The two WN Davids, Jones and Kilgour, write respectively on International Trade and the Trump Administration, and Trade Challenges: United States, Canada, and China. As always, an interesting dialogue.

Kyle Matthews reminds us
‘We can turn the tide of fear and hate’
MAY 26-27: Join Concordia’s Montreal Institute of Genocide and Human Rights Studies in recognizing the city’s role in sheltering the oppressed
To acknowledge the city’s role in advancing human rights, Concordia’s Montreal Institute for Genocide and Human Rights Studies (MIGS) has joined forces with Amnesty International Canada, the United Committee of Armenian Organizations in Quebec and the Raoul Wallenberg Centre for Human Rights to organize Rights City/Montréal, ville des droits humains, a major event on May 26 and 27. Details

Also, don’t forget the exciting  “Geopolitics of the Indo-Pacific”  course that Cleo Paskal is leading at CERIUM from 29 May to 3 June.

2 Comments on "Wednesday Night #1835 with Peter Trent OWN"

  1. Diana Thebaud Nicholson May 10, 2017 at 3:20 pm ·

    Desmond Morton: “A letter in the Globe today recalls that a federal government in the mid-1990s had a program of flood-control spending but it was severed from public funding.
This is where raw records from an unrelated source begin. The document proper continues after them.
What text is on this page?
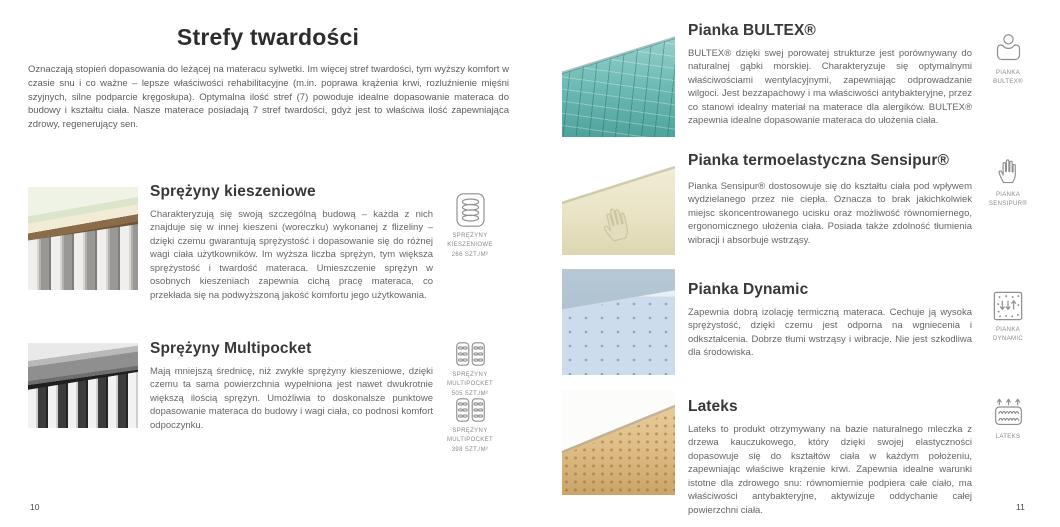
Strefy twardości

Oznaczają stopień dopasowania do leżącej na materacu sylwetki. Im więcej stref twardości, tym wyższy komfort w czasie snu i co ważne – lepsze właściwości rehabilitacyjne (m.in. poprawa krążenia krwi, rozluźnienie mięśni szyjnych, silne podparcie kręgosłupa). Optymalna ilość stref (7) powoduje idealne dopasowanie materaca do budowy i kształtu ciała. Nasze materace posiadają 7 stref twardości, gdyż jest to właściwa ilość zapewniająca zdrowy, regenerujący sen.

Sprężyny kieszeniowe

Charakteryzują się swoją szczególną budową – każda z nich znajduje się w innej kieszeni (woreczku) wykonanej z flizeliny – dzięki czemu gwarantują sprężystość i dopasowanie się do różnej wagi ciała użytkowników. Im wyższa liczba sprężyn, tym większa sprężystość i twardość materaca. Umieszczenie sprężyn w osobnych kieszeniach zapewnia cichą pracę materaca, co przekłada się na podwyższoną jakość komfortu jego użytkowania.

SPRĘŻYNY KIESZENIOWE 266 SZT./M²
Sprężyny Multipocket

Mają mniejszą średnicę, niż zwykłe sprężyny kieszeniowe, dzięki czemu ta sama powierzchnia wypełniona jest nawet dwukrotnie większą ilością sprężyn. Umożliwia to doskonalsze punktowe dopasowanie materaca do budowy i wagi ciała, co podnosi komfort odpoczynku.

SPRĘŻYNY MULTIPOCKET 505 SZT./M²
SPRĘŻYNY MULTIPOCKET 398 SZT./M²
10
Pianka BULTEX®

BULTEX® dzięki swej porowatej strukturze jest porównywany do naturalnej gąbki morskiej. Charakteryzuje się optymalnymi właściwościami wentylacyjnymi, zapewniając odprowadzanie wilgoci. Jest bezzapachowy i ma właściwości antybakteryjne, przez co stanowi idealny materiał na materace dla alergików. BULTEX® zapewnia idealne dopasowanie materaca do ułożenia ciała.

PIANKA BULTEX®
Pianka termoelastyczna Sensipur®

Pianka Sensipur® dostosowuje się do kształtu ciała pod wpływem wydzielanego przez nie ciepła. Oznacza to brak jakichkolwiek miejsc skoncentrowanego ucisku oraz możliwość równomiernego, ergonomicznego ułożenia ciała. Posiada także zdolność tłumienia wibracji i absorbuje wstrząsy.

PIANKA SENSIPUR®
Pianka Dynamic

Zapewnia dobrą izolację termiczną materaca. Cechuje ją wysoka sprężystość, dzięki czemu jest odporna na wgniecenia i odkształcenia. Dobrze tłumi wstrząsy i wibracje. Nie jest szkodliwa dla środowiska.

PIANKA DYNAMIC
Lateks

Lateks to produkt otrzymywany na bazie naturalnego mleczka z drzewa kauczukowego, który dzięki swojej elastyczności dopasowuje się do kształtów ciała w każdym położeniu, zapewniając właściwe krążenie krwi. Zapewnia idealne warunki istotne dla zdrowego snu: równomiernie podpiera całe ciało, ma właściwości antybakteryjne, aktywizuje oddychanie całej powierzchni ciała.

LATEKS
11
There is no policy when there is no funding. Hence the policy.”

  2. Stephen Kinsman May 10, 2017 at 6:48 pm ·

    I am very sorry I can’t be there to welcome Peter Trent with you all but I do have a small contribution to wish him well.
    I remember Peter’s erudite comments, mostly serious, sometimes jocular, sometimes even punny. very occasionally acerbic but always to the point. He added important and informed views to any discussion in which he participated.
    I also remember he played the guitar rather well and his favourite song was “There is a house in New Orleans / they call the Rising Sun …” His voice rang out filled with emotion. So much so, that I often wondered if he owned the house. I thought that , just perhaps, if a political career failed him, he could travel with Willie Nelson and allow Willie to be his introductory act.
    Thank heavens we didn’t have to find out. He stuck with politics throughout the years and steered us all – Westmounters or not – through some occasionally very sticky stuff and his role,meven today, I am sure I am sure is as confidant to many Canadians in various disciplines.
    Peter, I will miss you on the political scene and elsewhere. I only wish you a happy “retirement” and I trust you will not hide yourself under a bushel but will feel free to speak out publicly and privately on any subject which you believe demands your attention. We need that from you.